Nonostante la contrazione dei livelli di attività subita negli anni della crisi, "l'Italia è nel 2018 ancora la settima potenza manifatturiera del mondo". Ma si trova "di fronte a un contesto fortemente mutato, in cui il sostegno garantito fin qui dalla domanda internazionale rischia di ridimensionarsi, riproponendo la questione irrisolta di un mercato interno strutturalmente debole". E' la sintesi delle conclusioni del Rapporto 2019 del Centro Studi di Confindustria su "Dove va l'industria italiana", presentato oggi in Assolombarda a Milano.
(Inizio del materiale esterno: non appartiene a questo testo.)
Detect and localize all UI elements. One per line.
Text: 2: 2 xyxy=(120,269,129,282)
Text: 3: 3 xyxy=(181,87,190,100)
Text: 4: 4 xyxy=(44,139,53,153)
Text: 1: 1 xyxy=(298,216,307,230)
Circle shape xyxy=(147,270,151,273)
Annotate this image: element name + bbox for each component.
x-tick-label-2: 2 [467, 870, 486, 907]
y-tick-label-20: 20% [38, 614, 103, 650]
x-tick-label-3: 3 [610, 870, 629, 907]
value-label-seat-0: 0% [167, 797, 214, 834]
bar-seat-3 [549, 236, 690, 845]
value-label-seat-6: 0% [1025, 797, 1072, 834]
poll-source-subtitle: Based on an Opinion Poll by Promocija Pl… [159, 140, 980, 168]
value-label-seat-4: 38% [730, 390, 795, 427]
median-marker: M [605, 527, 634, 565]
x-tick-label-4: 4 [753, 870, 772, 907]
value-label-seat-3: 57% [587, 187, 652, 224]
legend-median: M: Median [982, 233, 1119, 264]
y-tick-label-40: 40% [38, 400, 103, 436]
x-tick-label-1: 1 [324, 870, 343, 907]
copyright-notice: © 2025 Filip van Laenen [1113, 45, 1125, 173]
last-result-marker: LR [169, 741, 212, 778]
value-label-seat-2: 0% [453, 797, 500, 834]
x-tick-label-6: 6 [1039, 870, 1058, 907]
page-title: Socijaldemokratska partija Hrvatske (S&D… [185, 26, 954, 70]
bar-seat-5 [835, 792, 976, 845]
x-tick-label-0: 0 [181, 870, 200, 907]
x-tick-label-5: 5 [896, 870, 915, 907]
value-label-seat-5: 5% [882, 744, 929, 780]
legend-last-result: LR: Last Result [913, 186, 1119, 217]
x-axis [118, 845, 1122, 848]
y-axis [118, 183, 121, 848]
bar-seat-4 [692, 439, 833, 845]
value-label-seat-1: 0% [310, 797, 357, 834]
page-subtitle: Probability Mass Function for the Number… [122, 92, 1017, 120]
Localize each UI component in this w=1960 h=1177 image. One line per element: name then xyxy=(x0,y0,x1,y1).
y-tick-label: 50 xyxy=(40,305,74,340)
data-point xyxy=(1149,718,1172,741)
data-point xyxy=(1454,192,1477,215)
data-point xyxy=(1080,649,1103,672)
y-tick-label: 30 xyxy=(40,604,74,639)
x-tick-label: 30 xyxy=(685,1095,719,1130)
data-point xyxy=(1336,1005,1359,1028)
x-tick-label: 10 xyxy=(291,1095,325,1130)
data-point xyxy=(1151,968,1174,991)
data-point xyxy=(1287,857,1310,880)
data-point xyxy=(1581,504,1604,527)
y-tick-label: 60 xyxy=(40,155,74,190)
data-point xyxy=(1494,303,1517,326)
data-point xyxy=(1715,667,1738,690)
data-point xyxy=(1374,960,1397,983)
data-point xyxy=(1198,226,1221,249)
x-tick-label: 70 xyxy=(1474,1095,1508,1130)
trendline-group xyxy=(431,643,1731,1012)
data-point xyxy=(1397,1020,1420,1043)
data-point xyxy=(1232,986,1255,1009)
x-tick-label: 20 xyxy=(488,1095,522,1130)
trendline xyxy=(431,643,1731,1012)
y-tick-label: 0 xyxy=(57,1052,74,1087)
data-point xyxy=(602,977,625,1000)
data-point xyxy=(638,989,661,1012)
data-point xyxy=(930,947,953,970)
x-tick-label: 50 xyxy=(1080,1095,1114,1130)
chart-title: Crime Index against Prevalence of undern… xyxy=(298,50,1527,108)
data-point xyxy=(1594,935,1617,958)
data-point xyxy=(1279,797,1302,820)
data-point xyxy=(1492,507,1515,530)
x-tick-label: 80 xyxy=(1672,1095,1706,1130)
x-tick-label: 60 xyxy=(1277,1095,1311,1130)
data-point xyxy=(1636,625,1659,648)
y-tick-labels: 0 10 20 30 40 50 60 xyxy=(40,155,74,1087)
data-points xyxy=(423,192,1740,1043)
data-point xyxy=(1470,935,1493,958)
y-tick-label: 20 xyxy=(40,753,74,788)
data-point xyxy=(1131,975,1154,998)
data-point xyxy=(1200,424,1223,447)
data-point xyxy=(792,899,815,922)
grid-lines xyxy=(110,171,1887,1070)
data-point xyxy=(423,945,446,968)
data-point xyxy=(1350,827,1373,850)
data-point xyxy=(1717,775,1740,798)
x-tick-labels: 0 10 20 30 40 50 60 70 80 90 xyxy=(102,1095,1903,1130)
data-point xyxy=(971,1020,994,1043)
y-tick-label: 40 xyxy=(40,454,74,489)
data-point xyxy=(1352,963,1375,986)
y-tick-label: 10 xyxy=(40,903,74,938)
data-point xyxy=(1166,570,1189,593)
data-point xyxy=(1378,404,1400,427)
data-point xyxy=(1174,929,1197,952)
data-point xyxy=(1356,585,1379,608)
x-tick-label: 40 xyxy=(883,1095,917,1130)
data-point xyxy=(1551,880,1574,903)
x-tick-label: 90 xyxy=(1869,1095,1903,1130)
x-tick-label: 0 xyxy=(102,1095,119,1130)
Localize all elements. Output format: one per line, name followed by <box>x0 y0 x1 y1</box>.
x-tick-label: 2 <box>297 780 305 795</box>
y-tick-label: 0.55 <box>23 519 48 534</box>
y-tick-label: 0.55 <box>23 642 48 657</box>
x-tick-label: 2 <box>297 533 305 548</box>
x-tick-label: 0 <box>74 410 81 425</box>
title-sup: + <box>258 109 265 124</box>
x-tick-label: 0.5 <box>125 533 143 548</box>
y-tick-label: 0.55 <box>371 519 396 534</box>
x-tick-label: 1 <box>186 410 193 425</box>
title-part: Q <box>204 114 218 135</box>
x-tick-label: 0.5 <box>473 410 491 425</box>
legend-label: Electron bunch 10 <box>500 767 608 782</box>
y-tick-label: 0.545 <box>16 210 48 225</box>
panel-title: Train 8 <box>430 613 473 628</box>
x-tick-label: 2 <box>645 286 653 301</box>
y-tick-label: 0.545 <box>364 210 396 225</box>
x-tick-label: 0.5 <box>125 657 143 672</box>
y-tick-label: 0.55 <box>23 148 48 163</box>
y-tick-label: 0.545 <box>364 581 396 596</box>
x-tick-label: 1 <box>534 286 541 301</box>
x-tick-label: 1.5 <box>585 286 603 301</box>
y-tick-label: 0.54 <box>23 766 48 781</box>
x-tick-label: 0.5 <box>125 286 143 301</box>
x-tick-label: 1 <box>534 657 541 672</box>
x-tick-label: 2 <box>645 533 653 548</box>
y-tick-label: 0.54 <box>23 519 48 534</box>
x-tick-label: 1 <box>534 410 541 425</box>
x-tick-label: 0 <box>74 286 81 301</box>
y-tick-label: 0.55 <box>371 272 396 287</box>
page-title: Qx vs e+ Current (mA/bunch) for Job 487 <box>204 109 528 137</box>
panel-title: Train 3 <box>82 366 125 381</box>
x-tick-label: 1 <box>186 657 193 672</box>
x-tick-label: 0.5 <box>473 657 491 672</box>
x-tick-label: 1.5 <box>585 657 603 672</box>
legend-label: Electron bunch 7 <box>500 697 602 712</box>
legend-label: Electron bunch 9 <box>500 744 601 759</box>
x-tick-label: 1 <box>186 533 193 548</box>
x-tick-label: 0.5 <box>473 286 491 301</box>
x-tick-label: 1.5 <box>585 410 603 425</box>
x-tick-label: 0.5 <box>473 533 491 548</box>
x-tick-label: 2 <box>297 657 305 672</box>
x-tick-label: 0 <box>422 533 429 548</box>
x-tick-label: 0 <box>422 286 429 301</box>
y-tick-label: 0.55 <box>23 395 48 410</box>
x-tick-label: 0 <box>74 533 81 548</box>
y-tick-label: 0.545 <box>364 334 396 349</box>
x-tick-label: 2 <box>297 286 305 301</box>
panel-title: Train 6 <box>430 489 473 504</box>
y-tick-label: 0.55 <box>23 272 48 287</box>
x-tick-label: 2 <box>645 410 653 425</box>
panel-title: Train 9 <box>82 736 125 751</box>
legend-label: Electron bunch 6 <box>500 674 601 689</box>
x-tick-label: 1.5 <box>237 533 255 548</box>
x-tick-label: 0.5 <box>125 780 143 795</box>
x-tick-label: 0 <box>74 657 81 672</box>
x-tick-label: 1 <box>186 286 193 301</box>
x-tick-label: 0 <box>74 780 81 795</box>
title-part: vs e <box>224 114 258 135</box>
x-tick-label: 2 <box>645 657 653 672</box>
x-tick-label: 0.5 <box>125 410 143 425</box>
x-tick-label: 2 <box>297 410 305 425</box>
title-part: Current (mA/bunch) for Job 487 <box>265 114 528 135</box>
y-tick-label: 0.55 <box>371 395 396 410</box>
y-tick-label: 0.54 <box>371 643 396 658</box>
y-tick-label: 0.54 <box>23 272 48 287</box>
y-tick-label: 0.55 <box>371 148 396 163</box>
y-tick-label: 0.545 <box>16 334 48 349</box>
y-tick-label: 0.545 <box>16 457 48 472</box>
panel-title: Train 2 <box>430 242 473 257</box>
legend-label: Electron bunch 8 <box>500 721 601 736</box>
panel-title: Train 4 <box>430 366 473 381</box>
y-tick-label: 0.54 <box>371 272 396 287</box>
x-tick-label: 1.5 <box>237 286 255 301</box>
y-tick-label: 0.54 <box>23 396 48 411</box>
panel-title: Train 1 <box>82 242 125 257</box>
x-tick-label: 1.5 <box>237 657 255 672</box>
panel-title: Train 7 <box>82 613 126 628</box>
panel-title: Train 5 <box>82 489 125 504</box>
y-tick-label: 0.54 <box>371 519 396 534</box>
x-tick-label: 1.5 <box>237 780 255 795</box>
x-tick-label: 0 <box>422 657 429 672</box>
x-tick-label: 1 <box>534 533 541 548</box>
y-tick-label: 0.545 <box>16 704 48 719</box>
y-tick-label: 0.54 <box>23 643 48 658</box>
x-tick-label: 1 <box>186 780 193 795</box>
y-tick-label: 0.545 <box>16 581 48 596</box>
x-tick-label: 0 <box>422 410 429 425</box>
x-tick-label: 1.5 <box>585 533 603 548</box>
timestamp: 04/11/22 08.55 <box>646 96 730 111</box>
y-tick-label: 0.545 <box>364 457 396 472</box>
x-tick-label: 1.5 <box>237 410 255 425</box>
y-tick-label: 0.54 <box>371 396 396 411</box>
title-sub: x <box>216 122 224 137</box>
Spicca in questo quadro "la persistente debolezza della domanda di investimento, fortemente penalizzata dal crollo della componente pubblica dedicata alle infrastrutture". Ma la stessa componente privata - pure sostenuta dalle politiche di incentivazione alla trasformazione della manifattura in chiave 4.0 - "risente a sua volta del clima di crescente incertezza, sia sul piano economico che su quello politico".

Il processo di digitalizzazione della manifattura, attesta il Rapporto, è comunque avviato. "L'Italia, anche se in ritardo rispetto agli altri principali paesi europei, si è dotata finalmente dal 2016 di una strategia di medio-lungo periodo in linea con le best practice internazionali. Si tratta di una novità di rilievo, che è stata perseguita con l'obiettivo di accrescere strutturalmente il grado di competitività del sistema manifatturiero e che ha trovato nel Sistema Confindustria una sponda importante, con la costituzione di 22 Digital Innovation Hub sparsi su tutto il territorio nazionale. Ad essi è affidato il compito di sensibilizzare le imprese sulle opportunità legate a Industria 4.0, di orientarle verso i soggetti che offrono innovazione e di fornire loro supporto nell'accesso a strumenti di finanziamento pubblici e privati".